So I weighed one of the 62 grain bullets with the scale, and it was on. I'm going to try 26 grains of powder and a 2.230 COAL tomorrow, and also test some factory loads. I guess I should ask this: do I even need more velocity? Assuming a hunting usage for this cartridge.
You do not need more velocity if your increased powder charges lead to blown, pierced, leaking primers. Gotta tell you, load them hot in cold weather and you will be seeing smoke coming out of the loading port in spring, when those rounds blow primers.
As
@AJC1 said, use factory ammunition as a check. Personally, I am surprised your chronograph works in 30 degree weather as mine would not. If I placed the battery on the vehicle dash and warmed them up to the range, my chronograph would function until the batteries got cold. But, without a "standard", you really don't know if it is your ammunition, the weather, or chronograph misalignment. Or, everything is working as it should and you are getting 2400 fps for real. I don't move too fast in 30 degree weather and neither will your bullets.

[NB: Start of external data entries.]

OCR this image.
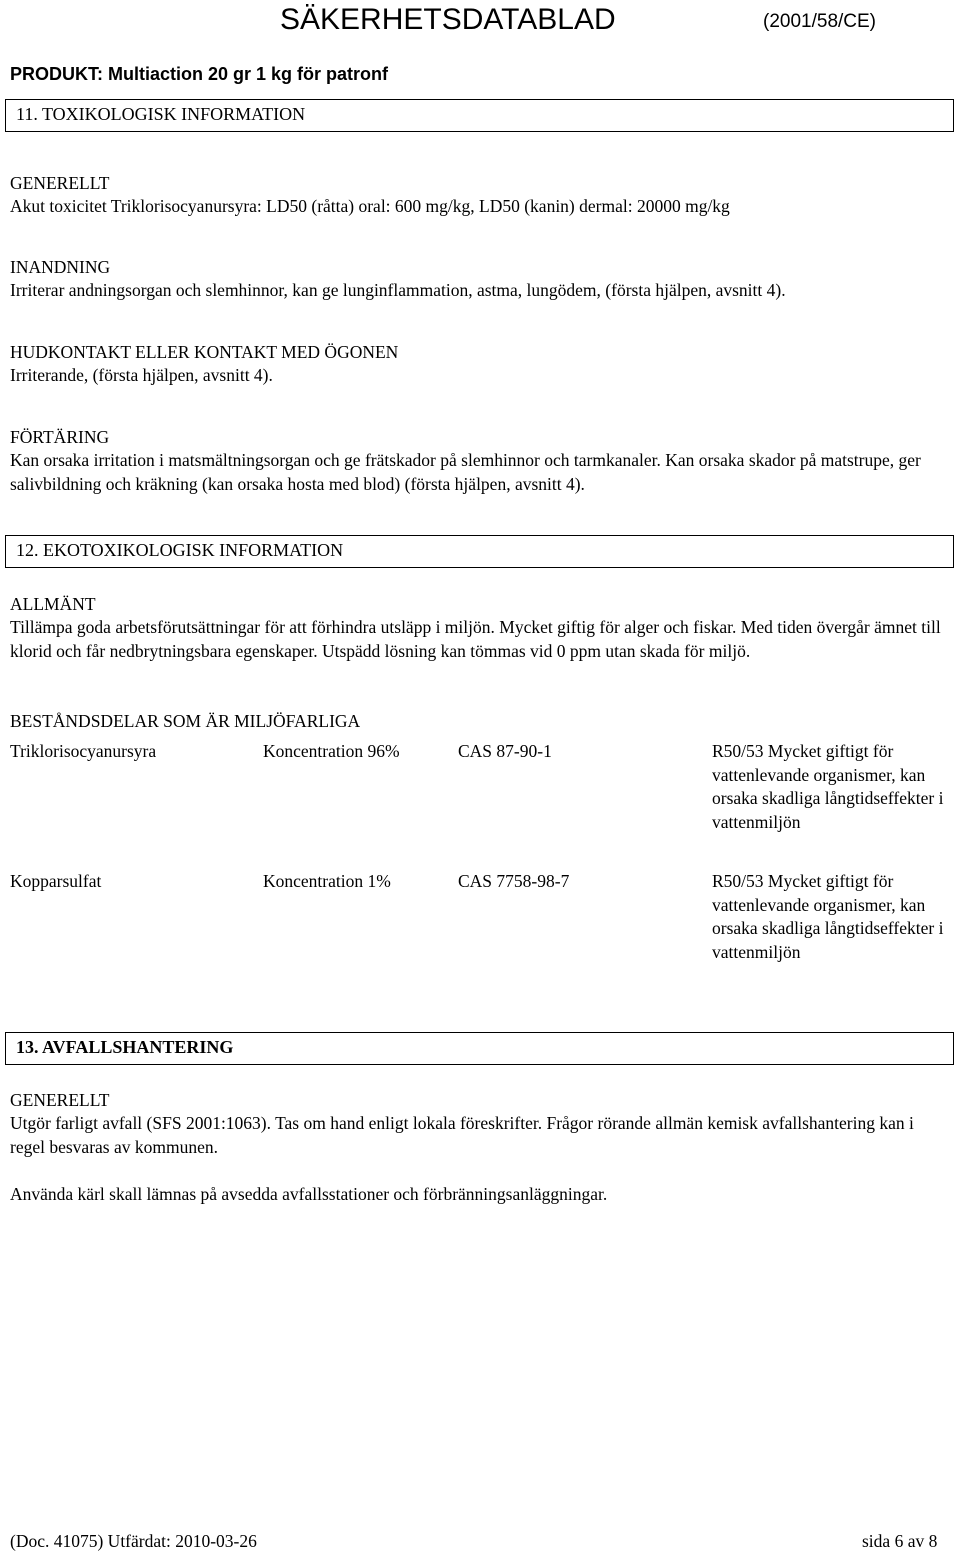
SÄKERHETSDATABLAD	(2001/58/CE)
PRODUKT: Multiaction 20 gr 1 kg för patronf
11. TOXIKOLOGISK INFORMATION
GENERELLT
Akut toxicitet Triklorisocyanursyra: LD50 (råtta) oral: 600 mg/kg, LD50 (kanin) dermal: 20000 mg/kg
INANDNING
Irriterar andningsorgan och slemhinnor, kan ge lunginflammation, astma, lungödem, (första hjälpen, avsnitt 4).
HUDKONTAKT ELLER KONTAKT MED ÖGONEN
Irriterande, (första hjälpen, avsnitt 4).
FÖRTÄRING
Kan orsaka irritation i matsmältningsorgan och ge frätskador på slemhinnor och tarmkanaler. Kan orsaka skador på matstrupe, ger salivbildning och kräkning (kan orsaka hosta med blod) (första hjälpen, avsnitt 4).
12. EKOTOXIKOLOGISK INFORMATION
ALLMÄNT
Tillämpa goda arbetsförutsättningar för att förhindra utsläpp i miljön. Mycket giftig för alger och fiskar. Med tiden övergår ämnet till klorid och får nedbrytningsbara egenskaper. Utspädd lösning kan tömmas vid 0 ppm utan skada för miljö.
BESTÅNDSDELAR SOM ÄR MILJÖFARLIGA
Triklorisocyanursyra	Koncentration 96%	CAS 87-90-1	R50/53 Mycket giftigt för vattenlevande organismer, kan orsaka skadliga långtidseffekter i vattenmiljön
Kopparsulfat	Koncentration 1%	CAS 7758-98-7	R50/53 Mycket giftigt för vattenlevande organismer, kan orsaka skadliga långtidseffekter i vattenmiljön
13. AVFALLSHANTERING
GENERELLT
Utgör farligt avfall (SFS 2001:1063). Tas om hand enligt lokala föreskrifter. Frågor rörande allmän kemisk avfallshantering kan i regel besvaras av kommunen.
Använda kärl skall lämnas på avsedda avfallsstationer och förbränningsanläggningar.
(Doc. 41075) Utfärdat: 2010-03-26	sida 6 av 8
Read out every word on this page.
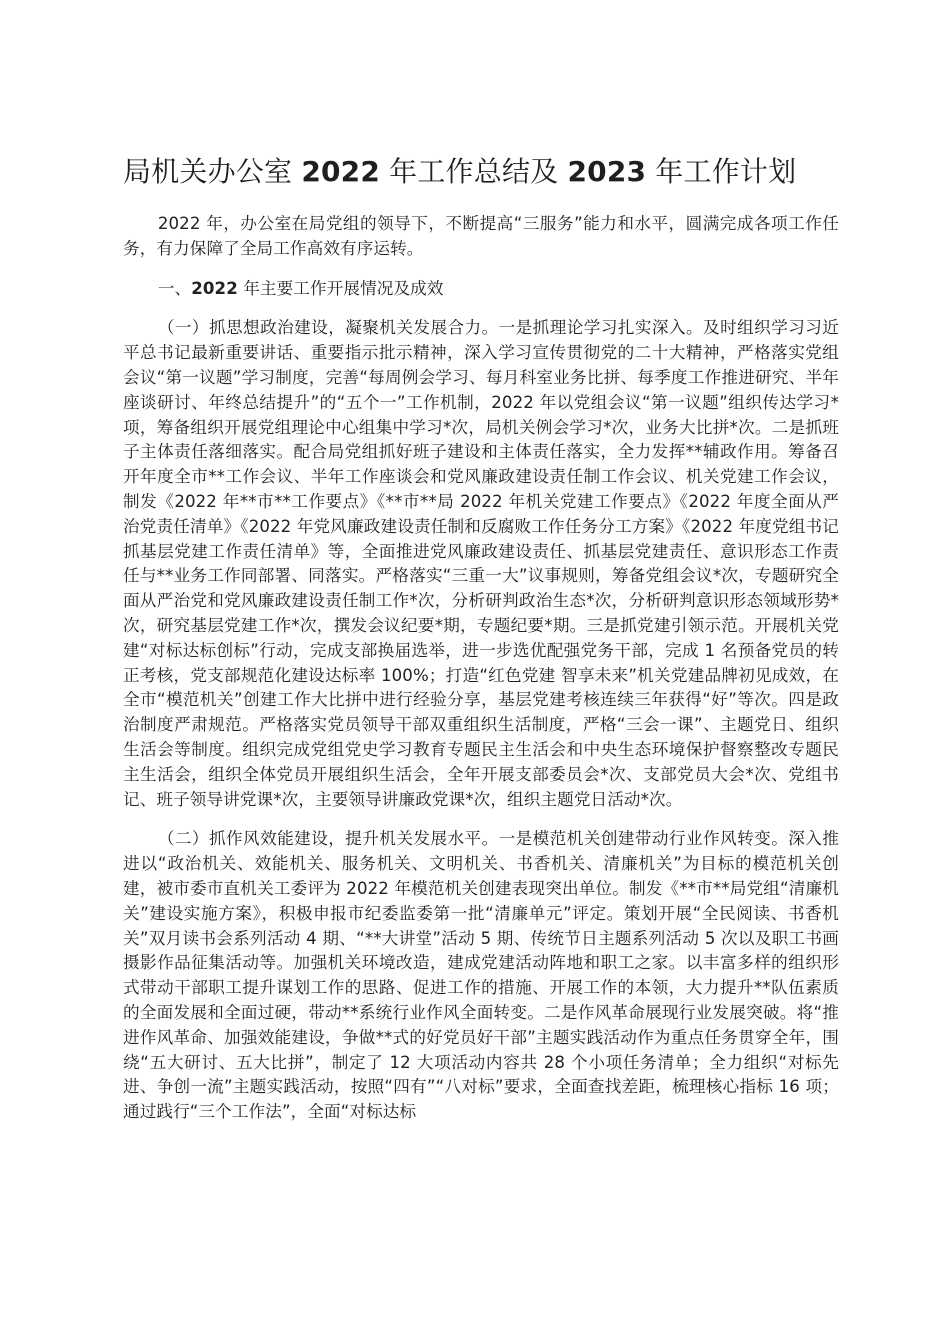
局机关办公室 2022 年工作总结及 2023 年工作计划

2022 年，办公室在局党组的领导下，不断提高“三服务”能力和水平，圆满完成各项工作任务，有力保障了全局工作高效有序运转。

一、2022 年主要工作开展情况及成效

（一）抓思想政治建设，凝聚机关发展合力。一是抓理论学习扎实深入。及时组织学习习近平总书记最新重要讲话、重要指示批示精神，深入学习宣传贯彻党的二十大精神，严格落实党组会议“第一议题”学习制度，完善“每周例会学习、每月科室业务比拼、每季度工作推进研究、半年座谈研讨、年终总结提升”的“五个一”工作机制，2022 年以党组会议“第一议题”组织传达学习*项，筹备组织开展党组理论中心组集中学习*次，局机关例会学习*次，业务大比拼*次。二是抓班子主体责任落细落实。配合局党组抓好班子建设和主体责任落实，全力发挥**辅政作用。筹备召开年度全市**工作会议、半年工作座谈会和党风廉政建设责任制工作会议、机关党建工作会议，制发《2022 年**市**工作要点》《**市**局 2022 年机关党建工作要点》《2022 年度全面从严治党责任清单》《2022 年党风廉政建设责任制和反腐败工作任务分工方案》《2022 年度党组书记抓基层党建工作责任清单》等，全面推进党风廉政建设责任、抓基层党建责任、意识形态工作责任与**业务工作同部署、同落实。严格落实“三重一大”议事规则，筹备党组会议*次，专题研究全面从严治党和党风廉政建设责任制工作*次，分析研判政治生态*次，分析研判意识形态领域形势*次，研究基层党建工作*次，撰发会议纪要*期，专题纪要*期。三是抓党建引领示范。开展机关党建“对标达标创标”行动，完成支部换届选举，进一步选优配强党务干部，完成 1 名预备党员的转正考核，党支部规范化建设达标率 100%；打造“红色党建 智享未来”机关党建品牌初见成效，在全市“模范机关”创建工作大比拼中进行经验分享，基层党建考核连续三年获得“好”等次。四是政治制度严肃规范。严格落实党员领导干部双重组织生活制度，严格“三会一课”、主题党日、组织生活会等制度。组织完成党组党史学习教育专题民主生活会和中央生态环境保护督察整改专题民主生活会，组织全体党员开展组织生活会，全年开展支部委员会*次、支部党员大会*次、党组书记、班子领导讲党课*次，主要领导讲廉政党课*次，组织主题党日活动*次。

（二）抓作风效能建设，提升机关发展水平。一是模范机关创建带动行业作风转变。深入推进以“政治机关、效能机关、服务机关、文明机关、书香机关、清廉机关”为目标的模范机关创建，被市委市直机关工委评为 2022 年模范机关创建表现突出单位。制发《**市**局党组“清廉机关”建设实施方案》，积极申报市纪委监委第一批“清廉单元”评定。策划开展“全民阅读、书香机关”双月读书会系列活动 4 期、“**大讲堂”活动 5 期、传统节日主题系列活动 5 次以及职工书画摄影作品征集活动等。加强机关环境改造，建成党建活动阵地和职工之家。以丰富多样的组织形式带动干部职工提升谋划工作的思路、促进工作的措施、开展工作的本领，大力提升**队伍素质的全面发展和全面过硬，带动**系统行业作风全面转变。二是作风革命展现行业发展突破。将“推进作风革命、加强效能建设，争做**式的好党员好干部”主题实践活动作为重点任务贯穿全年，围绕“五大研讨、五大比拼”，制定了 12 大项活动内容共 28 个小项任务清单；全力组织“对标先进、争创一流”主题实践活动，按照“四有”“八对标”要求，全面查找差距，梳理核心指标 16 项；通过践行“三个工作法”，全面“对标达标
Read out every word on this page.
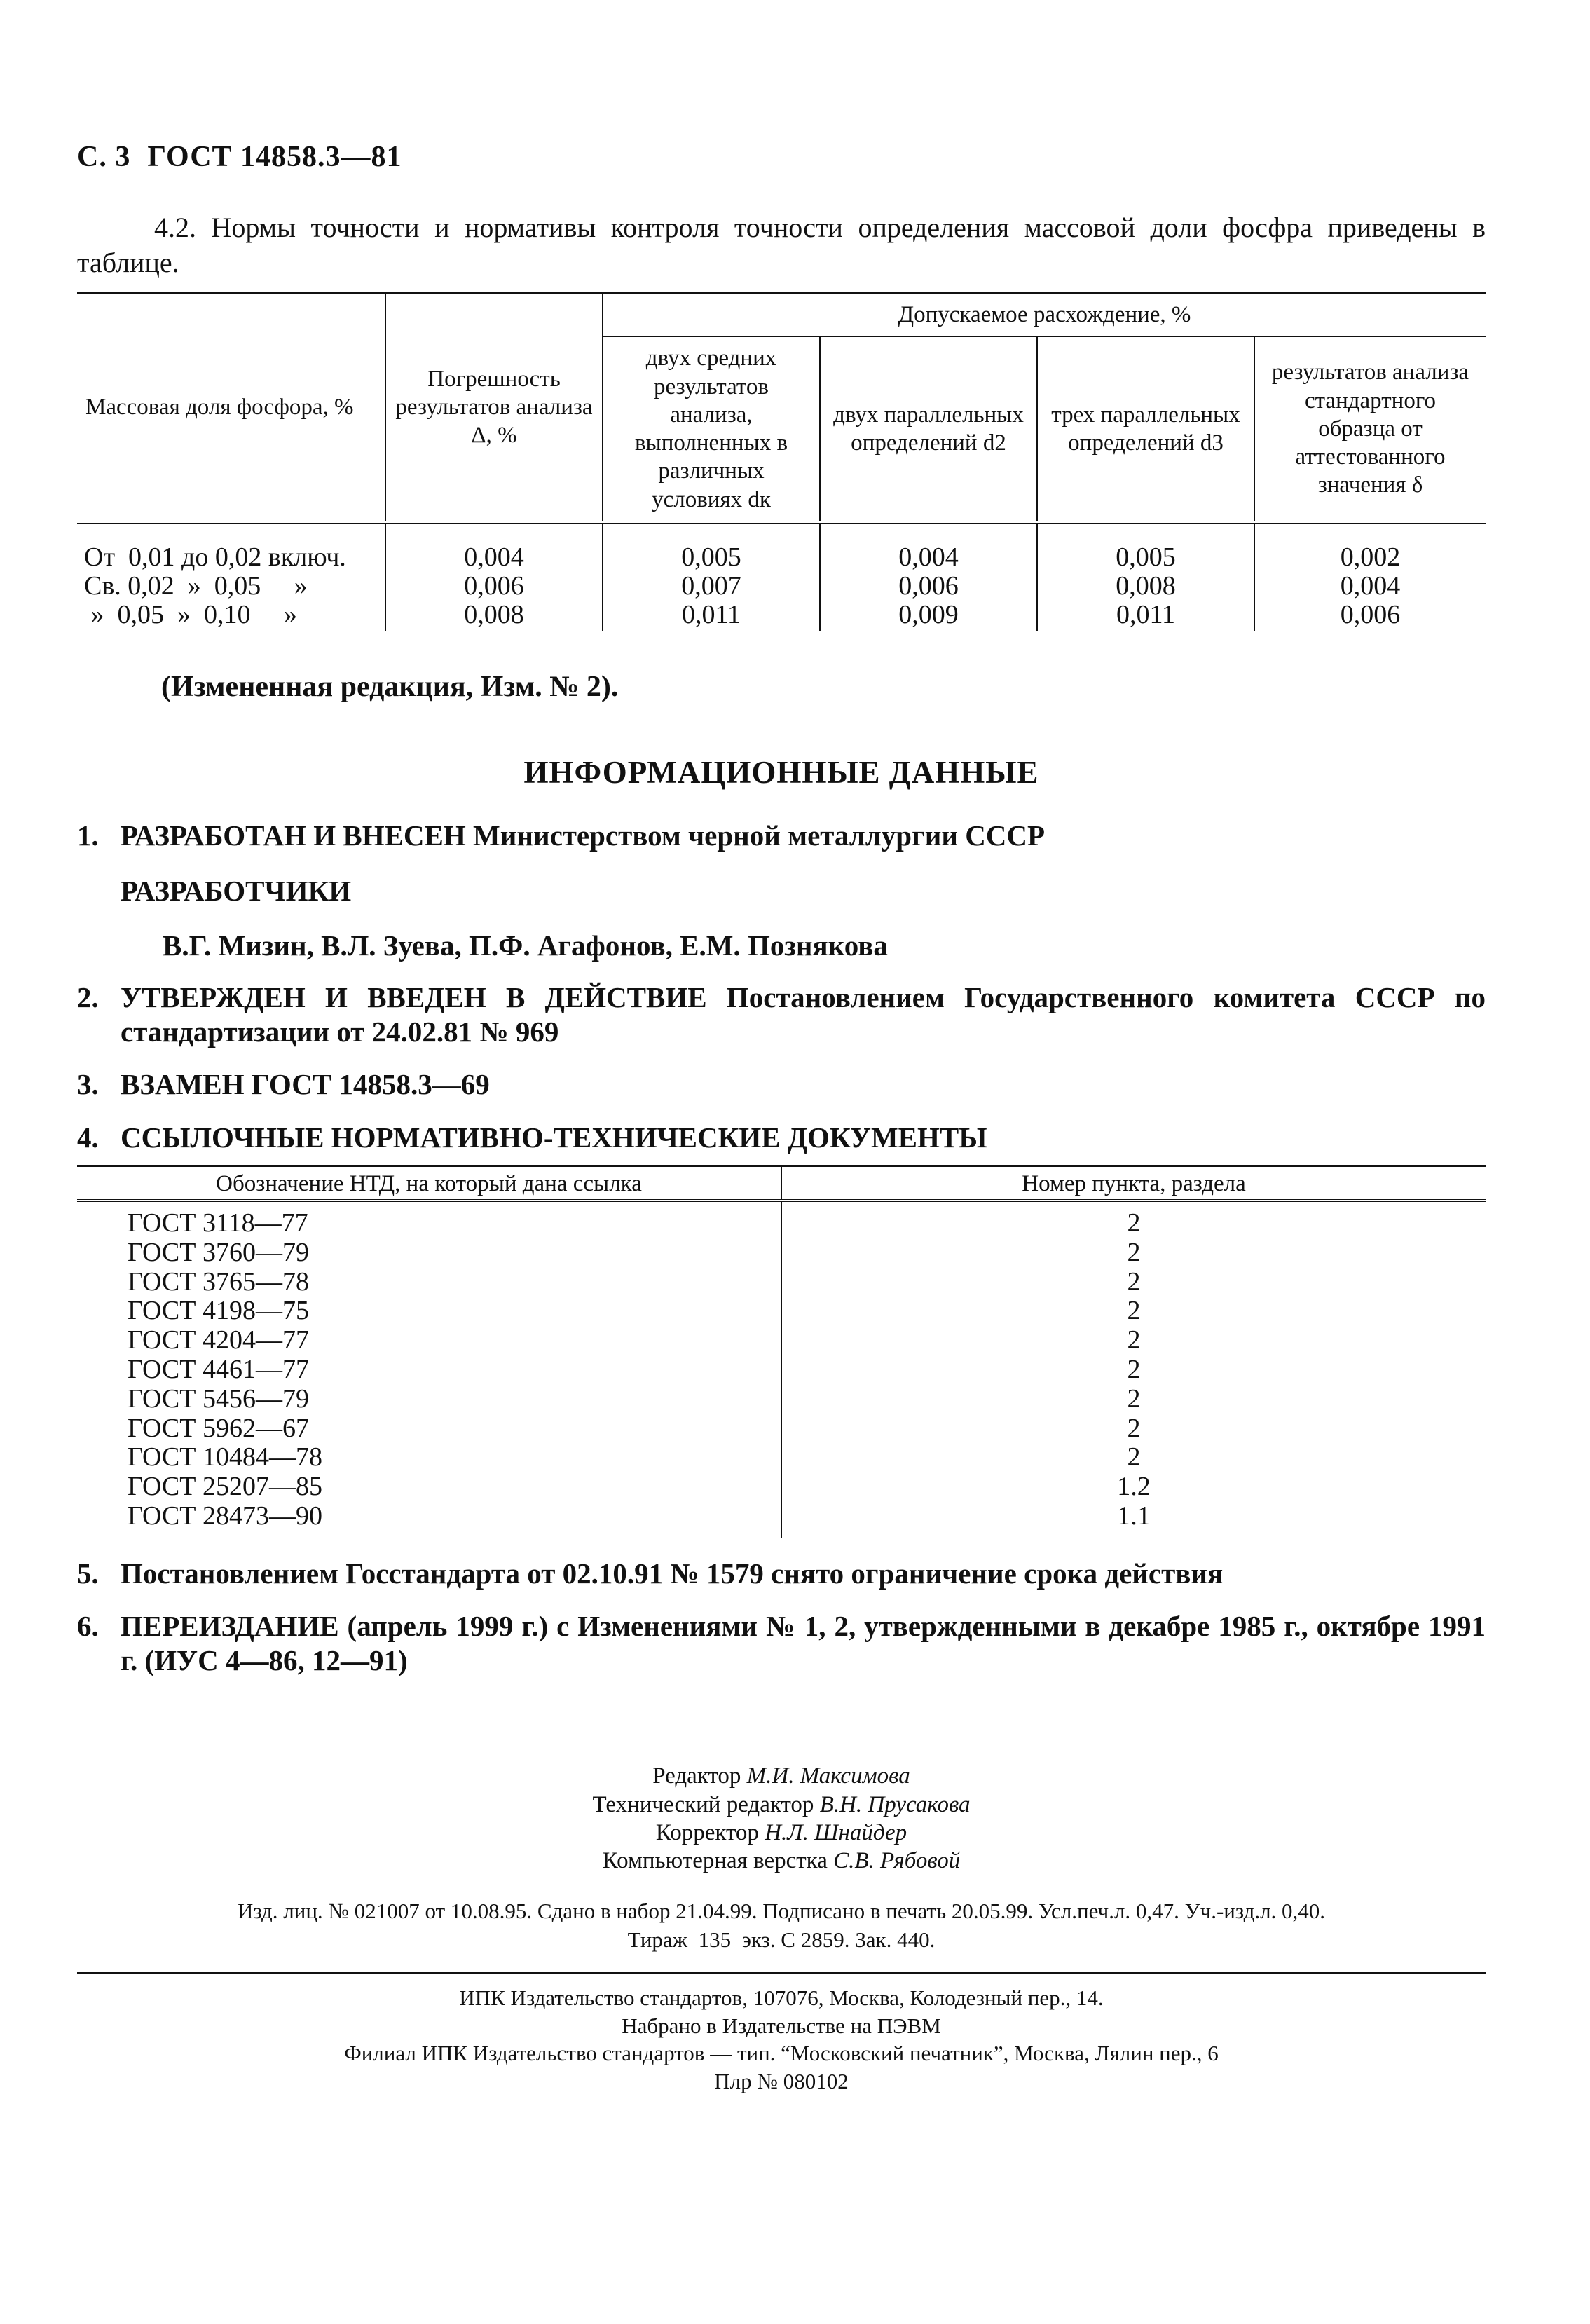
С. 3 ГОСТ 14858.3—81

4.2. Нормы точности и нормативы контроля точности определения массовой доли фосфра приведены в таблице.

Массовая доля фосфора, %	Погрешность результатов анализа Δ, %	Допускаемое расхождение, %			
		двух средних результатов анализа, выполненных в различных условиях dк	двух параллельных определений d2	трех параллельных определений d3	результатов анализа стандартного образца от аттестованного значения δ
От  0,01 до 0,02 включ.	0,004	0,005	0,004	0,005	0,002
Св. 0,02  »  0,05     »	0,006	0,007	0,006	0,008	0,004
»  0,05  »  0,10     »	0,008	0,011	0,009	0,011	0,006
(Измененная редакция, Изм. № 2).
ИНФОРМАЦИОННЫЕ ДАННЫЕ
1. РАЗРАБОТАН И ВНЕСЕН Министерством черной металлургии СССР
РАЗРАБОТЧИКИ
В.Г. Мизин, В.Л. Зуева, П.Ф. Агафонов, Е.М. Познякова
2. УТВЕРЖДЕН И ВВЕДЕН В ДЕЙСТВИЕ Постановлением Государственного комитета СССР по стандартизации от 24.02.81 № 969
3. ВЗАМЕН ГОСТ 14858.3—69
4. ССЫЛОЧНЫЕ НОРМАТИВНО-ТЕХНИЧЕСКИЕ ДОКУМЕНТЫ
Обозначение НТД, на который дана ссылка	Номер пункта, раздела
ГОСТ 3118—77	2
ГОСТ 3760—79	2
ГОСТ 3765—78	2
ГОСТ 4198—75	2
ГОСТ 4204—77	2
ГОСТ 4461—77	2
ГОСТ 5456—79	2
ГОСТ 5962—67	2
ГОСТ 10484—78	2
ГОСТ 25207—85	1.2
ГОСТ 28473—90	1.1
5. Постановлением Госстандарта от 02.10.91 № 1579 снято ограничение срока действия
6. ПЕРЕИЗДАНИЕ (апрель 1999 г.) с Изменениями № 1, 2, утвержденными в декабре 1985 г., октябре 1991 г. (ИУС 4—86, 12—91)
Редактор М.И. Максимова
Технический редактор В.Н. Прусакова
Корректор Н.Л. Шнайдер
Компьютерная верстка С.В. Рябовой
Изд. лиц. № 021007 от 10.08.95. Сдано в набор 21.04.99. Подписано в печать 20.05.99. Усл.печ.л. 0,47. Уч.-изд.л. 0,40.
Тираж  135  экз. С 2859. Зак. 440.
ИПК Издательство стандартов, 107076, Москва, Колодезный пер., 14.
Набрано в Издательстве на ПЭВМ
Филиал ИПК Издательство стандартов — тип. “Московский печатник”, Москва, Лялин пер., 6
Плр № 080102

With a 20" barrel, if I pushed 68 grain match bullets near 2800 fps, I got pierced primers. I kept my 75 Hornady Match less than 2700 fps or I had problems. Per my chronograph, 73 Berger Moly Coat, Black Hills went 2724 fps. And you have four inches less barrel, maybe what you are seeing is real.
And if it is, I would look real hard at what you are hunting. If it is gophers, it is OK. If it is poodles, maybe the small poodles, but not the French Poodles. All this round has is velocity, and when that is gone, might as well be tossing atlatl's.
So, test the factory ammunition, test your reloads. If you have blown, leaking, pierced primers, cut your loads by a half grain, and continue cutting until all pressure indications go away. And ignore published numbers, or the numbers on your chronograph. What you get will be:
it is what it is.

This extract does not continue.